Psychosynthèse est une abréviation du terme Biopsychosynthèse, plus complet et correct, qui intègre le corps dans le processus psychosynthétique. Par conséquent, psychopathologie est une définition trop limitée de la pathologie ou de la souffrance qui se manifeste dans l'unité multi-niveaux corps - esprit - transpersonnel de l'être humain, en lien avec l'impact relationnel et social qui crée les différentes variétés de symptômes. En fait, la phénoménologie du type de souffrance nommée "pathologique" doit être distinguée de la douleur ou souffrance physiologique. Cette dernière est une composante naturelle de la condition humaine et peut être sans défense et passer, bien que, dans certains cas, elle puisse être extrêmement intense et même insupportable.

D'autre part, la pathologie concerne particulièrement la souffrance liée aux défenses que l'homme construit afin de se protéger de la pleine expérience des blessures et des souffrances afférentes au niveau de la psyché et du corps. Celles-ci s'exprimeraient autrement par le biais de la personnalité et de l'affect et modifieraient le corps, les émotions, l'esprit, le comportement et les relations (défenses relationnelles).

Les défenses de l'homme plus les expressions de la multiplicité de sa nature humaine (les fonctions qui couvrent les différentes typologies, les parties conflictuelles, les sous-personnalités ou polarités, les besoins, désirs, qualités et potentiels des dimensions transpersonnelles et la direction du Soi) créent le tissu complexe de ses symptômes.

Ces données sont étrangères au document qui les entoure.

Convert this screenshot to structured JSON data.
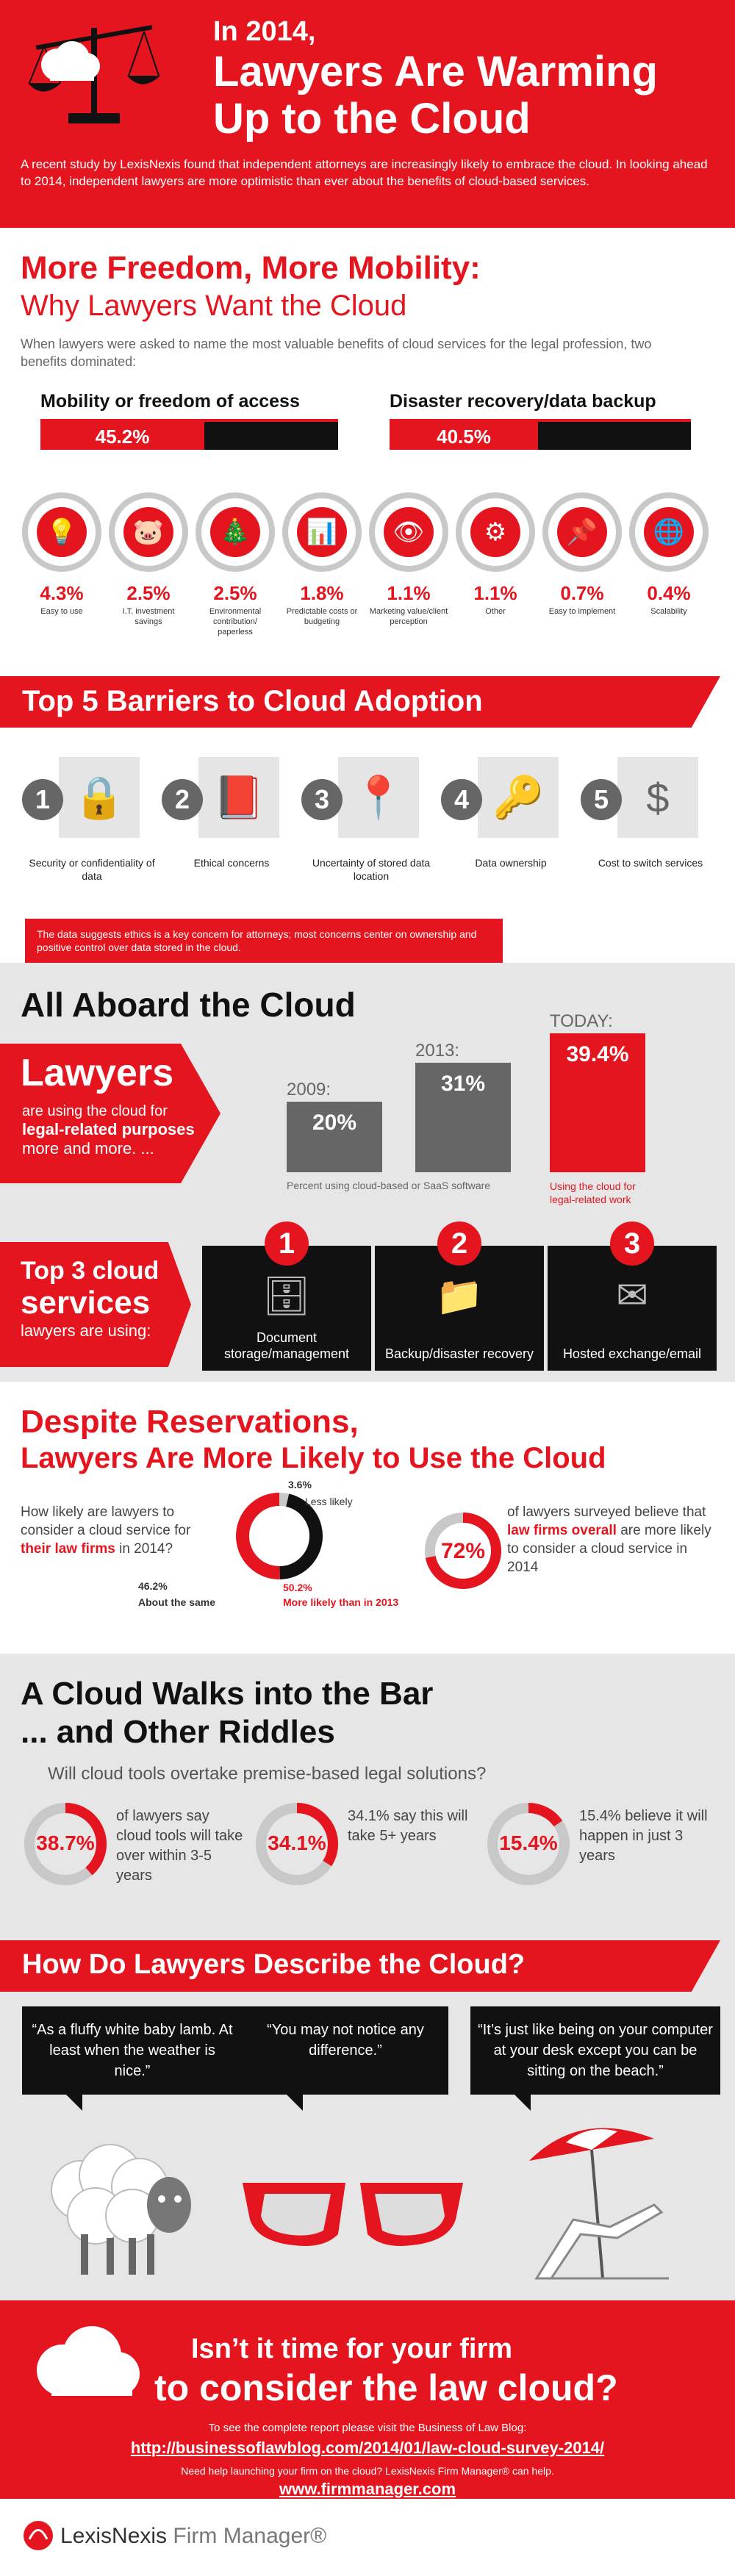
{
  "header": {
    "title_line1": "In 2014,",
    "title_line2": "Lawyers Are Warming",
    "title_line3": "Up to the Cloud",
    "intro": "A recent study by LexisNexis found that independent attorneys are increasingly likely to embrace the cloud. In looking ahead to 2014, independent lawyers are more optimistic than ever about the benefits of cloud-based services."
  },
  "freedom": {
    "title1": "More Freedom, More Mobility:",
    "title2": "Why Lawyers Want the Cloud",
    "intro": "When lawyers were asked to name the most valuable benefits of cloud services for the legal profession, two benefits dominated:",
    "top": [
      {
        "label": "Mobility or freedom of access",
        "value": "45.2%",
        "fraction": 0.452
      },
      {
        "label": "Disaster recovery/data backup",
        "value": "40.5%",
        "fraction": 0.405
      }
    ],
    "items": [
      {
        "value": "4.3%",
        "label": "Easy to use",
        "icon": "lightbulb-icon",
        "glyph": "💡"
      },
      {
        "value": "2.5%",
        "label": "I.T. investment savings",
        "icon": "piggy-bank-icon",
        "glyph": "🐷"
      },
      {
        "value": "2.5%",
        "label": "Environmental contribution/ paperless",
        "icon": "tree-icon",
        "glyph": "🎄"
      },
      {
        "value": "1.8%",
        "label": "Predictable costs or budgeting",
        "icon": "bar-chart-icon",
        "glyph": "📊"
      },
      {
        "value": "1.1%",
        "label": "Marketing value/client perception",
        "icon": "eye-icon",
        "glyph": "👁"
      },
      {
        "value": "1.1%",
        "label": "Other",
        "icon": "gear-icon",
        "glyph": "⚙"
      },
      {
        "value": "0.7%",
        "label": "Easy to implement",
        "icon": "pushpin-icon",
        "glyph": "📌"
      },
      {
        "value": "0.4%",
        "label": "Scalability",
        "icon": "globe-icon",
        "glyph": "🌐"
      }
    ]
  },
  "barriers": {
    "title": "Top 5 Barriers to Cloud Adoption",
    "items": [
      {
        "num": "1",
        "label": "Security or confidentiality of data",
        "icon": "padlock-icon",
        "glyph": "🔒"
      },
      {
        "num": "2",
        "label": "Ethical concerns",
        "icon": "book-icon",
        "glyph": "📕"
      },
      {
        "num": "3",
        "label": "Uncertainty of stored data location",
        "icon": "map-pin-icon",
        "glyph": "📍"
      },
      {
        "num": "4",
        "label": "Data ownership",
        "icon": "key-icon",
        "glyph": "🔑"
      },
      {
        "num": "5",
        "label": "Cost to switch services",
        "icon": "money-bag-icon",
        "glyph": "$"
      }
    ],
    "note": "The data suggests ethics is a key concern for attorneys; most concerns center on ownership and positive control over data stored in the cloud."
  },
  "aboard": {
    "title": "All Aboard the Cloud",
    "lawyers": "Lawyers",
    "lawyers_sub1": "are using the cloud for",
    "lawyers_sub2": "legal-related purposes",
    "lawyers_sub3": "more and more. ...",
    "bars": [
      {
        "year": "2009:",
        "value": "20%",
        "pct": 20
      },
      {
        "year": "2013:",
        "value": "31%",
        "pct": 31
      },
      {
        "year": "TODAY:",
        "value": "39.4%",
        "pct": 39.4
      }
    ],
    "bars_caption": "Percent using cloud-based or SaaS software",
    "today_caption": "Using the cloud for legal-related work",
    "services_title1": "Top 3 cloud",
    "services_title2": "services",
    "services_title3": "lawyers are using:",
    "services": [
      {
        "num": "1",
        "label": "Document storage/management",
        "icon": "filing-cabinet-icon",
        "glyph": "🗄"
      },
      {
        "num": "2",
        "label": "Backup/disaster recovery",
        "icon": "folder-icon",
        "glyph": "📁"
      },
      {
        "num": "3",
        "label": "Hosted exchange/email",
        "icon": "email-icon",
        "glyph": "✉"
      }
    ]
  },
  "despite": {
    "title1": "Despite Reservations,",
    "title2": "Lawyers Are More Likely to Use the Cloud",
    "q1": "How likely are lawyers to consider a cloud service for",
    "q2": "their law firms",
    "q3": "in 2014?",
    "donut": [
      {
        "value": "3.6%",
        "label": "Less likely",
        "pct": 3.6
      },
      {
        "value": "46.2%",
        "label": "About the same",
        "pct": 46.2
      },
      {
        "value": "50.2%",
        "label": "More likely than in 2013",
        "pct": 50.2
      }
    ],
    "ring_value": "72%",
    "ring_pct": 72,
    "ring_text1": "of lawyers surveyed believe that",
    "ring_text2": "law firms overall",
    "ring_text3": "are more likely to consider a cloud service in 2014"
  },
  "riddles": {
    "title1": "A Cloud Walks into the Bar",
    "title2": "... and Other Riddles",
    "question": "Will cloud tools overtake premise-based legal solutions?",
    "rings": [
      {
        "value": "38.7%",
        "pct": 38.7,
        "text": "of lawyers say cloud tools will take over within 3-5 years"
      },
      {
        "value": "34.1%",
        "pct": 34.1,
        "text": "34.1% say this will take 5+ years"
      },
      {
        "value": "15.4%",
        "pct": 15.4,
        "text": "15.4% believe it will happen in just 3 years"
      }
    ]
  },
  "describe": {
    "title": "How Do Lawyers Describe the Cloud?",
    "quotes": [
      "“As a fluffy white baby lamb. At least when the weather is nice.”",
      "“You may not notice any difference.”",
      "“It’s just like being on your computer at your desk except you can be sitting on the beach.”"
    ]
  },
  "footer": {
    "line1": "Isn’t it time for your firm",
    "line2": "to consider the law cloud?",
    "visit": "To see the complete report please visit the Business of Law Blog:",
    "url": "http://businessoflawblog.com/2014/01/law-cloud-survey-2014/",
    "help": "Need help launching your firm on the cloud? LexisNexis Firm Manager® can help.",
    "site": "www.firmmanager.com",
    "brand": "LexisNexis",
    "product": "Firm Manager®"
  },
  "colors": {
    "accent": "#e4151f",
    "dark": "#111111",
    "gray": "#666666",
    "light": "#e6e6e6"
  }
}
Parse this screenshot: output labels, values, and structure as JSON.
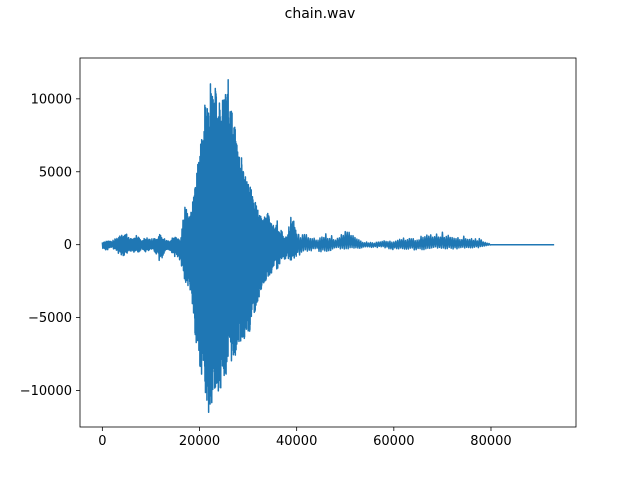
{
  "chart_data": {
    "type": "line",
    "title": "chain.wav",
    "xlabel": "",
    "ylabel": "",
    "xlim": [
      -4600,
      97500
    ],
    "ylim": [
      -12500,
      12800
    ],
    "xticks": [
      0,
      20000,
      40000,
      60000,
      80000
    ],
    "xtick_labels": [
      "0",
      "20000",
      "40000",
      "60000",
      "80000"
    ],
    "yticks": [
      -10000,
      -5000,
      0,
      5000,
      10000
    ],
    "ytick_labels": [
      "−10000",
      "−5000",
      "0",
      "5000",
      "10000"
    ],
    "grid": false,
    "series": [
      {
        "color": "#1f77b4",
        "sample_rate_note": "",
        "x": [
          0,
          1000,
          2000,
          3000,
          4000,
          5000,
          6000,
          7000,
          8000,
          9000,
          10000,
          11000,
          12000,
          13000,
          14000,
          15000,
          16000,
          17000,
          18000,
          19000,
          20000,
          21000,
          22000,
          23000,
          24000,
          25000,
          26000,
          27000,
          28000,
          29000,
          30000,
          31000,
          32000,
          33000,
          34000,
          35000,
          36000,
          37000,
          38000,
          39000,
          40000,
          42000,
          44000,
          46000,
          48000,
          50000,
          52000,
          54000,
          56000,
          58000,
          60000,
          62000,
          64000,
          66000,
          68000,
          70000,
          72000,
          74000,
          76000,
          78000,
          80000,
          93000
        ],
        "max": [
          200,
          300,
          250,
          500,
          900,
          800,
          400,
          700,
          300,
          600,
          400,
          500,
          800,
          350,
          300,
          850,
          300,
          2700,
          1800,
          3900,
          6500,
          9500,
          11800,
          11000,
          10500,
          10000,
          11500,
          8500,
          7000,
          5500,
          4300,
          3600,
          2400,
          1700,
          2200,
          1300,
          1700,
          900,
          500,
          2300,
          800,
          700,
          400,
          800,
          500,
          1100,
          500,
          200,
          150,
          300,
          200,
          500,
          450,
          600,
          800,
          900,
          700,
          600,
          500,
          400,
          0,
          0
        ],
        "min": [
          -300,
          -400,
          -200,
          -500,
          -800,
          -700,
          -500,
          -600,
          -400,
          -500,
          -300,
          -600,
          -1400,
          -600,
          -400,
          -900,
          -1100,
          -2500,
          -3000,
          -6000,
          -8500,
          -9600,
          -12100,
          -11000,
          -10000,
          -9500,
          -8300,
          -8000,
          -7000,
          -6500,
          -6600,
          -5000,
          -4000,
          -2800,
          -2300,
          -1900,
          -1800,
          -1400,
          -900,
          -1200,
          -900,
          -500,
          -400,
          -700,
          -300,
          -300,
          -300,
          -250,
          -200,
          -200,
          -400,
          -300,
          -400,
          -400,
          -200,
          -300,
          -300,
          -300,
          -250,
          -200,
          0,
          0
        ]
      }
    ]
  }
}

Finalement, la pathologie, qui a la même racine que passion (du grec "pathos"), peut être considérée comme une "passion gelée" où l'intensité de la souffrance, mais aussi les désirs, les sentiments et le pouvoir, sont paralysés dans l'individu par ses défenses, et implique aussi son environnement.

Sans oublier, mais plutôt en respectant la perspective extrêmement versatile et multiforme adoptée par la psychosynthèse, je crois qu'il serait intéressant et important de dégager quelques points fondamentaux dans l'intention d'une contribution aux lignes directrices synthétiques de la psychopathologie.

La synthèse est peut-être le principe plus spécifique et le plus caractéristique de toute la théorie et la pratique de la psychosynthèse. Chaque étape du voyage de la vie a ses conflits et sa vulnérabilité, et diverses pathologies peuvent y être incluses, associées à ces étapes.

Assagioli parle de la psychosynthèse des âges et de conflits caractéristiques de chaque âge, ainsi que de conflits entre les âges et du travail d'intégration des âges antérieurs avec les suivants, selon un processus que l'on pourrait décrire comme évolutif, une synthèse en expansion autour d'un centre d'identité, harmonisant la multiplicité interne et externe en une unité. Les diverses énergies qui tentent de se manifester dans ce processus, de concert avec les blocages et défenses produits par les forces conflictuelles et les blessures traumatiques liées à l'impact avec l'environnement, créent, d'un certain point de vue, les représentations de la pathologie dans la psyché et dans le corps, bien qu'elles soient spécifiques de l'être entier à chaque étape d'une synthèse.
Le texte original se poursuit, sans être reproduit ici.